A ja jadłem inaczej...
- Ololo z Białorusi
- 31 mar 2020
- 1 minut(y) czytania
Białoruś i Ukraina zdają się być tak blisko geograficznie i kulturowo. Od wieków mieszkamy obok, współdzieląc Państwo, Kulturę i nawet zabory. I zdawałoby się, że mamy podobne zwyczaje jedzeniowe…
Ale jako osoba wychowana na Białorusi mam inne zwyczaje żywieniowe, i spokojnie mogę mówić prawie na każdy zwyczaj związany z jedzeniem:
„A ja jadłem inaczej.”
I to nie znaczy, że mi nie smakuje tradycyjne polskie jedzenie, smakuje. Kto mnie zna, to może mówić o mnie: „Łasy na kiełbasy” (P.S. Zamiast kiełbasy można podstawić jakiekolwiek jedzenie). Ale po prostu jestem przyzwyczajony do innych dań i połączeń smakowych.
Pewnego razu poprosiłem śmietanę do bigosu, gospodyni domu zdziwiła się jak tak można bigos jeść ze śmietaną, skrzywiła się, ale po tym jak sama spróbowała powiedziała, że ma to sens, nie jest ohydne i t.d…

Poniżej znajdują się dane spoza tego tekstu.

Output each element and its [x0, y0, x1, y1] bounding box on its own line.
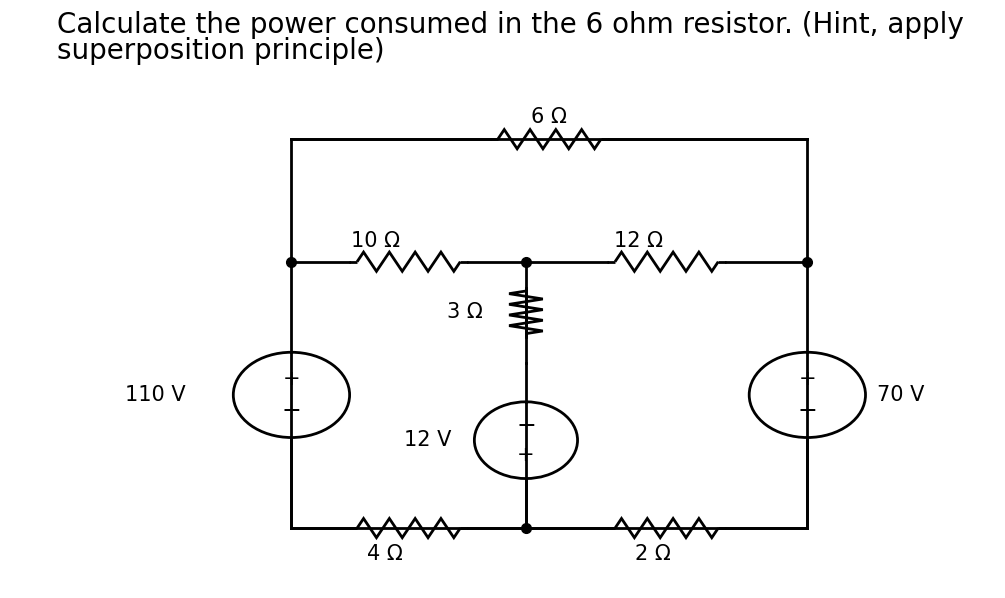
Text: 10 Ω: 10 Ω: [352, 231, 400, 252]
Text: 12 Ω: 12 Ω: [614, 231, 663, 252]
Text: Calculate the power consumed in the 6 ohm resistor. (Hint, apply: Calculate the power consumed in the 6 oh…: [57, 11, 964, 39]
Text: 4 Ω: 4 Ω: [368, 544, 403, 564]
Text: 2 Ω: 2 Ω: [635, 544, 670, 564]
Text: 6 Ω: 6 Ω: [532, 107, 568, 127]
Text: 70 V: 70 V: [877, 385, 925, 405]
Text: −: −: [281, 399, 302, 423]
Text: 12 V: 12 V: [404, 430, 451, 450]
Text: superposition principle): superposition principle): [57, 37, 385, 65]
Text: 110 V: 110 V: [126, 385, 186, 405]
Text: −: −: [517, 414, 536, 438]
Text: +: +: [799, 369, 816, 389]
Text: +: +: [518, 445, 535, 465]
Text: 3 Ω: 3 Ω: [447, 303, 482, 322]
Text: −: −: [798, 399, 817, 423]
Text: +: +: [282, 369, 300, 389]
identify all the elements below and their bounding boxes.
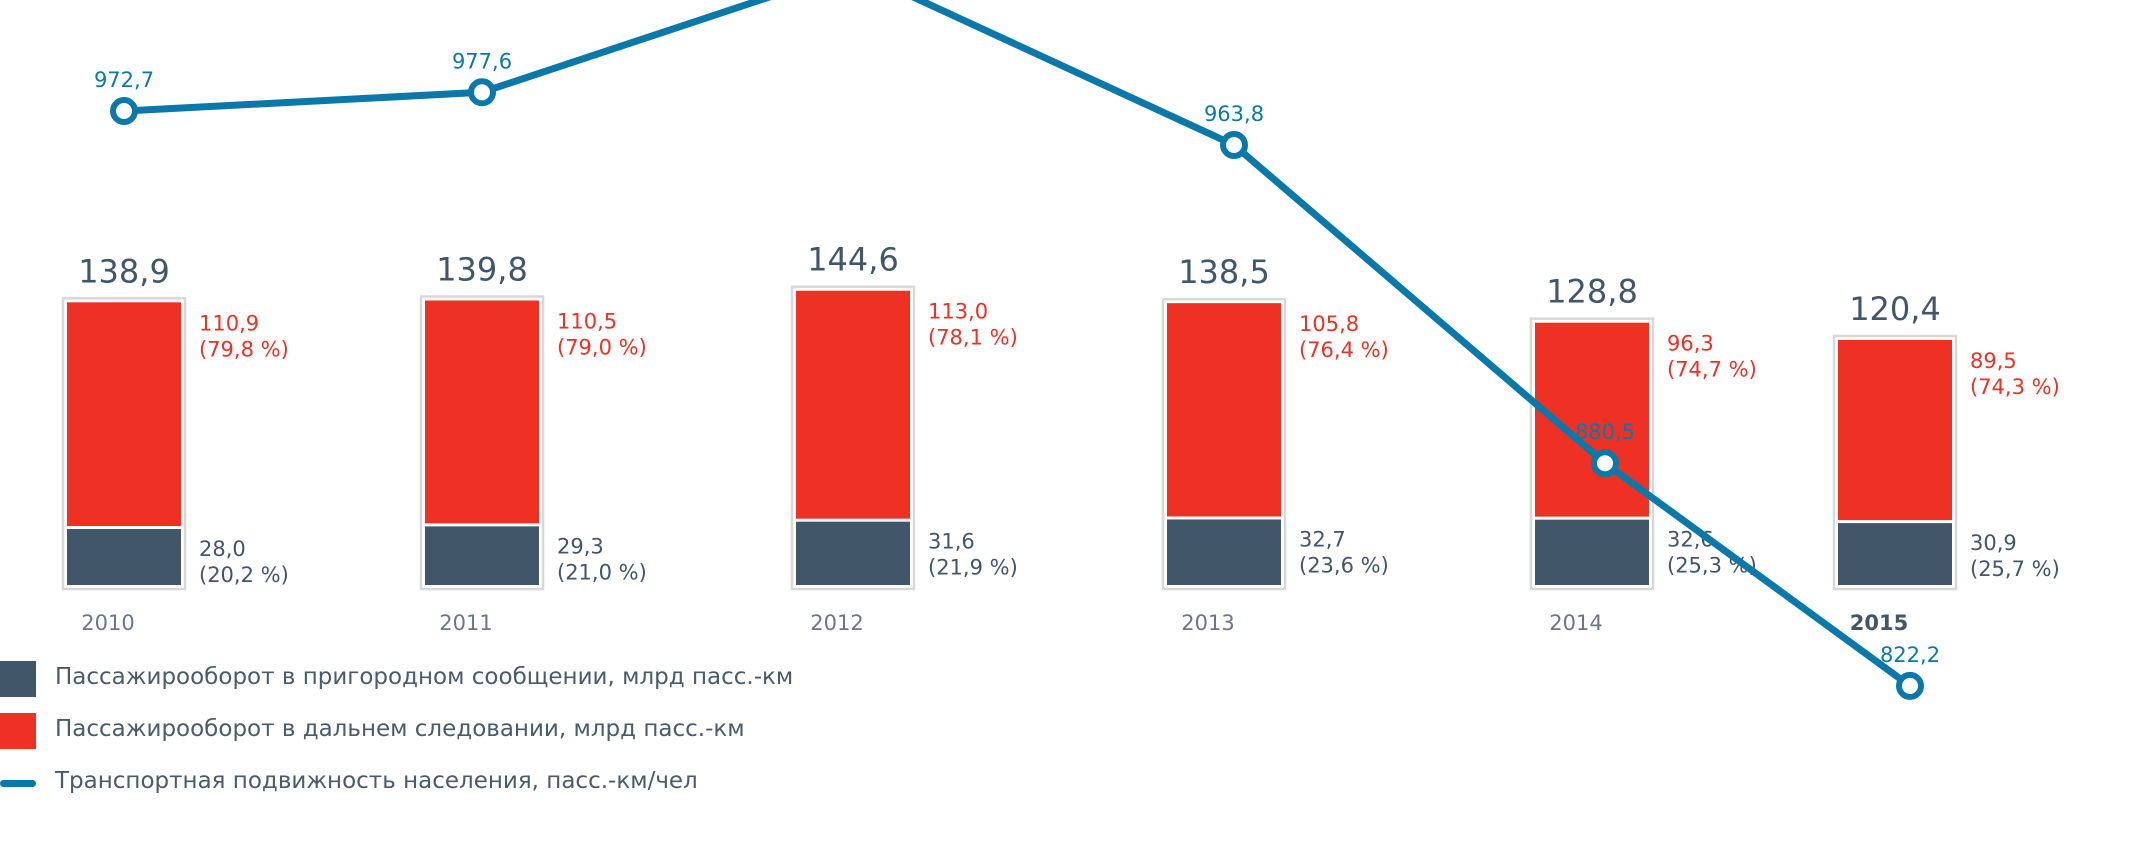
long-distance-value-label: 96,3 bbox=[1667, 332, 1714, 356]
bar-suburban bbox=[425, 526, 539, 585]
mobility-value-label: 977,6 bbox=[452, 49, 512, 73]
total-label: 138,9 bbox=[78, 252, 170, 290]
suburban-share-label: (23,6 %) bbox=[1299, 553, 1389, 577]
suburban-value-label: 31,6 bbox=[928, 530, 975, 554]
long-distance-share-label: (74,3 %) bbox=[1970, 375, 2060, 399]
bar-frame bbox=[1161, 297, 1287, 591]
bar-frame bbox=[1529, 317, 1655, 591]
long-distance-share-label: (79,8 %) bbox=[199, 337, 289, 361]
year-tick-label: 2013 bbox=[1181, 611, 1234, 635]
long-distance-value-label: 113,0 bbox=[928, 300, 988, 324]
bar-long-distance bbox=[1838, 339, 1952, 521]
mobility-point bbox=[1220, 130, 1248, 159]
suburban-share-label: (20,2 %) bbox=[199, 563, 289, 587]
suburban-share-label: (25,7 %) bbox=[1970, 557, 2060, 581]
bar-frame bbox=[419, 295, 545, 591]
bar-frame bbox=[61, 297, 187, 591]
suburban-value-label: 28,0 bbox=[199, 537, 246, 561]
total-label: 138,5 bbox=[1178, 253, 1270, 291]
year-tick-label: 2011 bbox=[439, 611, 492, 635]
suburban-value-label: 29,3 bbox=[557, 534, 604, 558]
mobility-value-label: 880,5 bbox=[1575, 420, 1635, 444]
legend-swatch-long-distance bbox=[0, 713, 36, 749]
long-distance-share-label: (76,4 %) bbox=[1299, 338, 1389, 362]
long-distance-share-label: (78,1 %) bbox=[928, 326, 1018, 350]
legend-label-long-distance: Пассажирооборот в дальнем следовании, мл… bbox=[55, 716, 745, 742]
total-label: 120,4 bbox=[1849, 290, 1941, 328]
mobility-point bbox=[110, 97, 138, 125]
year-tick-label: 2014 bbox=[1549, 611, 1602, 635]
year-tick-label: 2012 bbox=[810, 611, 863, 635]
mobility-point bbox=[1591, 449, 1619, 478]
total-label: 144,6 bbox=[807, 241, 899, 279]
bar-frame bbox=[790, 285, 916, 591]
legend-label-suburban: Пассажирооборот в пригородном сообщении,… bbox=[55, 664, 794, 690]
bar-frame bbox=[1832, 334, 1958, 591]
bar-suburban bbox=[67, 529, 181, 585]
bar-long-distance bbox=[67, 302, 181, 527]
mobility-value-label: 972,7 bbox=[94, 68, 154, 92]
total-label: 139,8 bbox=[436, 251, 528, 289]
suburban-value-label: 30,9 bbox=[1970, 531, 2017, 555]
mobility-value-label: 963,8 bbox=[1204, 102, 1264, 126]
bar-long-distance bbox=[425, 300, 539, 524]
bar-suburban bbox=[1838, 523, 1952, 585]
suburban-share-label: (21,9 %) bbox=[928, 556, 1018, 580]
bar-suburban bbox=[1535, 519, 1649, 585]
legend-line-mobility bbox=[0, 780, 36, 787]
mobility-point bbox=[1896, 671, 1924, 700]
total-label: 128,8 bbox=[1546, 273, 1638, 311]
long-distance-value-label: 89,5 bbox=[1970, 349, 2017, 373]
bar-long-distance bbox=[796, 290, 910, 519]
long-distance-share-label: (79,0 %) bbox=[557, 336, 647, 360]
long-distance-value-label: 110,5 bbox=[557, 310, 617, 334]
long-distance-value-label: 105,8 bbox=[1299, 312, 1359, 336]
long-distance-share-label: (74,7 %) bbox=[1667, 358, 1757, 382]
mobility-value-label: 822,2 bbox=[1880, 643, 1940, 667]
long-distance-value-label: 110,9 bbox=[199, 311, 259, 335]
suburban-share-label: (21,0 %) bbox=[557, 560, 647, 584]
suburban-value-label: 32,7 bbox=[1299, 527, 1346, 551]
year-tick-label: 2010 bbox=[81, 611, 134, 635]
mobility-point bbox=[468, 78, 496, 107]
year-tick-label: 2015 bbox=[1850, 611, 1908, 635]
bar-suburban bbox=[1167, 519, 1281, 585]
legend-swatch-suburban bbox=[0, 661, 36, 697]
mobility-line bbox=[123, 0, 1913, 689]
bar-suburban bbox=[796, 521, 910, 585]
legend-label-mobility: Транспортная подвижность населения, пасс… bbox=[55, 768, 698, 794]
bar-long-distance bbox=[1167, 303, 1281, 517]
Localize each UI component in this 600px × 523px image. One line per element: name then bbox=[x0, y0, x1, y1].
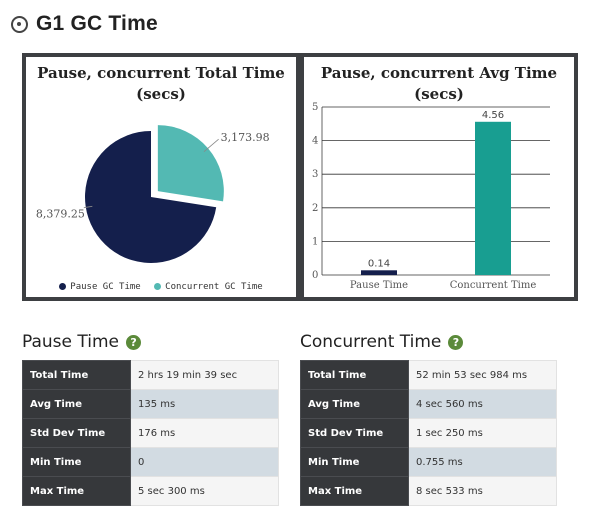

Placki ziemniaczane według mnie można jeść TYLKO na słono, to znaczy ze śmietaną, po węgiersku i t.d. I jakim wielkim zdziwieniem dla mnie było kiedy po raz pierwszy zobaczyłem osobę, która jadła ich z cukrem… BRrrr
Największe natomiast zohydzenie ogarnia Polaków z którymi rozmawiam w momencie kiedy mówię, że uwielbiam słoninę. Chyba myślą o czymś takim:

Natomiast ja mówię o tym:

I jeszcze wiele innych odróżnień w zwyczajach żywieniowych i oczywiście innych dań dzieli Polaków z Polski i Polaków z Kresów. Właśnie te dania z kresów ja postaram się przedstawić w tym swoim blogu.